Het succes van hybride werken

We mogen gelukkig weer meer naar kantoor en er wordt volop gesproken over hybride werken als het nieuwe normaal. Hoeveel dagen gaan we straks naar kantoor? Wat is er nodig om ontmoetingen en overleggen optimaal te faciliteren? Wat betekent de flexibele combinatie van online en offline werken voor gebouwbeheer, ICT, schoonmaak, beveiliging en catering? Het zijn belangrijke vraagstukken waarover veel wordt nagedacht en gediscussieerd.

In alle discussies is echter opvallend weinig aandacht voor het perspectief van de zogenoemde volwassen arbeidsrelatie. Een dergelijke verhouding is gebaseerd op het uitgangspunt dat leidinggevenden en medewerkers samenwerken op basis van gelijkwaardigheid, en opereren vanuit vertrouwen, respect en wederkerigheid. Zo'n grondhouding is in mijn visie veel belangrijker dan de vraag of je straks twee of drie dagen per week naar kantoor gaat.
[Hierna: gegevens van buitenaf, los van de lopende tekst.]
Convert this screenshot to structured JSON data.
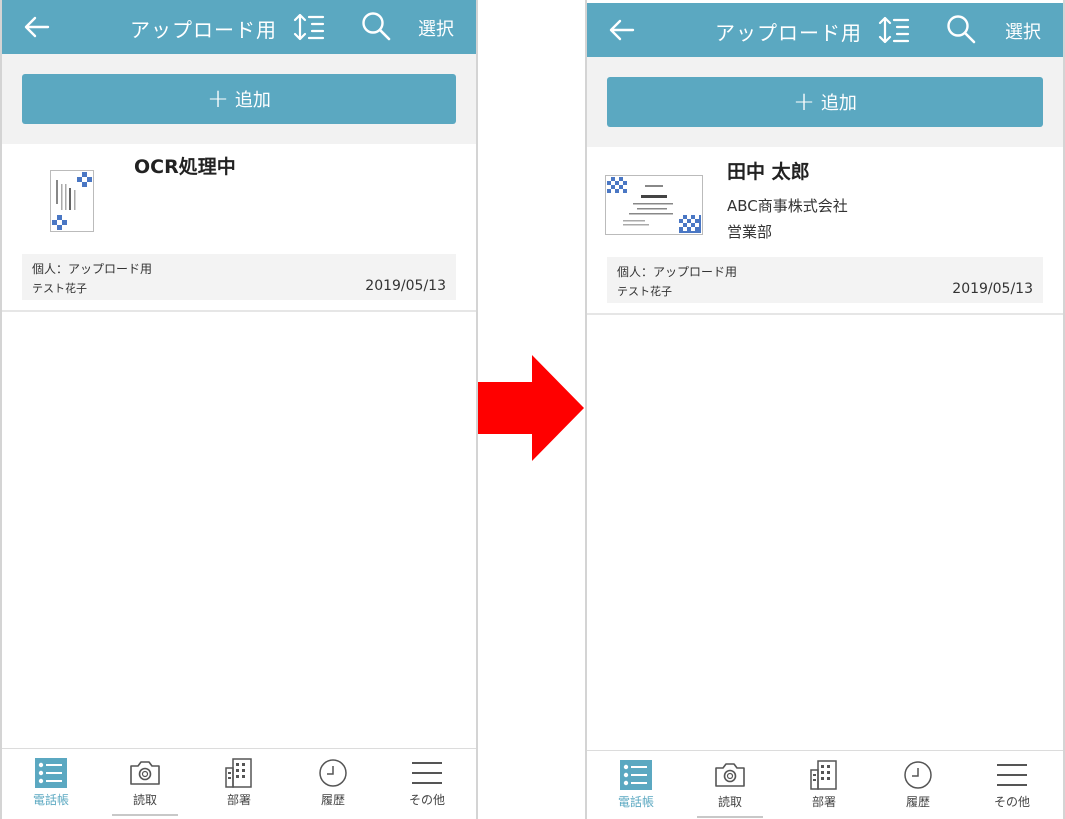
{
  "colors": {
    "accent": "#5ba8c1",
    "arrow": "#ff0000",
    "panel": "#f2f2f2"
  },
  "screens": [
    {
      "topbar": {
        "title": "アップロード用",
        "select_label": "選択",
        "icons": [
          "back-arrow-icon",
          "sort-icon",
          "search-icon"
        ]
      },
      "add_button": {
        "label": "追加"
      },
      "card": {
        "name": "OCR処理中",
        "company": "",
        "department": "",
        "group": "個人：アップロード用",
        "owner": "テスト花子",
        "date": "2019/05/13"
      },
      "tabs": [
        {
          "label": "電話帳",
          "icon": "phonebook-icon",
          "active": true
        },
        {
          "label": "読取",
          "icon": "camera-icon",
          "active": false
        },
        {
          "label": "部署",
          "icon": "building-icon",
          "active": false
        },
        {
          "label": "履歴",
          "icon": "clock-icon",
          "active": false
        },
        {
          "label": "その他",
          "icon": "menu-icon",
          "active": false
        }
      ]
    },
    {
      "topbar": {
        "title": "アップロード用",
        "select_label": "選択",
        "icons": [
          "back-arrow-icon",
          "sort-icon",
          "search-icon"
        ]
      },
      "add_button": {
        "label": "追加"
      },
      "card": {
        "name": "田中 太郎",
        "company": "ABC商事株式会社",
        "department": "営業部",
        "group": "個人：アップロード用",
        "owner": "テスト花子",
        "date": "2019/05/13"
      },
      "tabs": [
        {
          "label": "電話帳",
          "icon": "phonebook-icon",
          "active": true
        },
        {
          "label": "読取",
          "icon": "camera-icon",
          "active": false
        },
        {
          "label": "部署",
          "icon": "building-icon",
          "active": false
        },
        {
          "label": "履歴",
          "icon": "clock-icon",
          "active": false
        },
        {
          "label": "その他",
          "icon": "menu-icon",
          "active": false
        }
      ]
    }
  ]
}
Mijn stelling is dat een volwassen arbeidsrelatie een voorwaarde is om hybride werken te laten slagen. Het gesprek daarover verloopt langs drie hoofdvragen. Wat zijn de wensen van de klant, nu en straks? Welke werkprocessen zijn daarvoor nodig? Wat zijn daarbij de randvoorwaarden en wederzijdse verwachtingen van medewerkers en leidinggevenden? Met andere woorden: wat is er nodig voor structureel succes, welke inzet wordt daarvoor gevraagd van medewerkers, en wat verwachten medewerkers van hun managers?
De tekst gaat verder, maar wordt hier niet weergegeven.